One of the immutable laws of RF antenna design is that the size of the receiving antenna must correlate to the wavelengths it is meant to receive. As a result, high frequency devices (which means short wavelengths) can get by with smaller antennas, whereas the comparatively massive wavelengths of TV signals require much larger receiving antennas. That is why, during the golden age of over-the-air TV reception, and during the silver age of over-the-air HDTV reception, the promises of smaller and smaller antennas that would work “just as good” as hulking rooftop antennas never came to fruition.
Aereo’s claim of reliable reception with dime-size TV antennas (particularly in New York, the world capital of urban multipath interference) therefore seemed more akin to alchemy than to advanced RF antenna design. However, with the exception of patent lawyers and a fair number of communications lawyers, engineering expertise is not a common skill in the legal trade. As a result, the debate over Aereo has focused on that which lawyers know–the law–rather than on that which determines whether Aereo even fits within the legal loophole it claims to exploit–incredible advancements in TV antenna design.
Communications lawyers are perhaps more sensitized than most to the law/engineering dichotomy, as communications is one of the few fields where engineering solutions to legal problems are often an elegant alternative to brute force legal tactics. Because of this, one of the most interesting commentaries on the Aereo dispute I have come across is a piece by Deborah McAdams titled Aereo’s Unlikely Proposition.
It is a very intriguing article (and well worth a read) in which a number of engineers discuss why the “fits exactly into the shape of the loophole” system described by Aereo can’t exist in the real world. In other words, that Aereo isn’t an example of the law falling behind technology, but of technology being unable to produce an antenna capable of outrunning the law. If true, then the success of Aereo’s legal battle hangs not on whether it has a groundbreaking legal theory, but on whether the claimed antenna technology emerged from Aereo’s engineering department, or from its marketing department.

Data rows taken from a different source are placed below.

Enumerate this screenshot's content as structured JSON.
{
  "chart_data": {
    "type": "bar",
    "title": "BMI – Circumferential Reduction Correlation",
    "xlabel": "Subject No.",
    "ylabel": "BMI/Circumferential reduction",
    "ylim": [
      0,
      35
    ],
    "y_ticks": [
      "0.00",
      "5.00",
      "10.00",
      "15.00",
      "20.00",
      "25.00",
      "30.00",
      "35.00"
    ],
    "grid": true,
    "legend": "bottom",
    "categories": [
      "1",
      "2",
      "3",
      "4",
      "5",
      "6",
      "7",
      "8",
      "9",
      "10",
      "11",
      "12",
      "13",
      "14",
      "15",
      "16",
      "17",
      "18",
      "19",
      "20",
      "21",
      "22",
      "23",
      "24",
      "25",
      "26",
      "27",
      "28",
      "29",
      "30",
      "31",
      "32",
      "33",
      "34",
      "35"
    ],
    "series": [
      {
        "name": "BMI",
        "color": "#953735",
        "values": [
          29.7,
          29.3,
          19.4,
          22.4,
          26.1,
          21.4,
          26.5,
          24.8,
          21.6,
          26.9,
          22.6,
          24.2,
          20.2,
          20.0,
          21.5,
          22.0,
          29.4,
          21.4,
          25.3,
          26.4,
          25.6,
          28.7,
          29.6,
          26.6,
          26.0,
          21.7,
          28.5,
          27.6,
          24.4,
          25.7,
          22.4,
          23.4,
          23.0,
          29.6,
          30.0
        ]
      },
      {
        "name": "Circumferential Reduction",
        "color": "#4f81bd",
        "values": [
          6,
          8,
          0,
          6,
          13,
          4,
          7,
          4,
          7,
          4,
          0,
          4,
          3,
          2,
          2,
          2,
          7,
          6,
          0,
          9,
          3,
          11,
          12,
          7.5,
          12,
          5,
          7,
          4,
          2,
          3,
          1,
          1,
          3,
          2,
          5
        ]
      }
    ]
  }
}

In either case, Aereo’s claims for its technology would be better assessed in an RF testing lab than in a courtroom. Extended debate over the legality of Aereo’s claimed technology is pointful only once it has been confirmed that Aereo has indeed created a revolutionary antenna technology that functions as described. If not, then the legal wranglings over a theoretical retransmission system are much ado about nothing.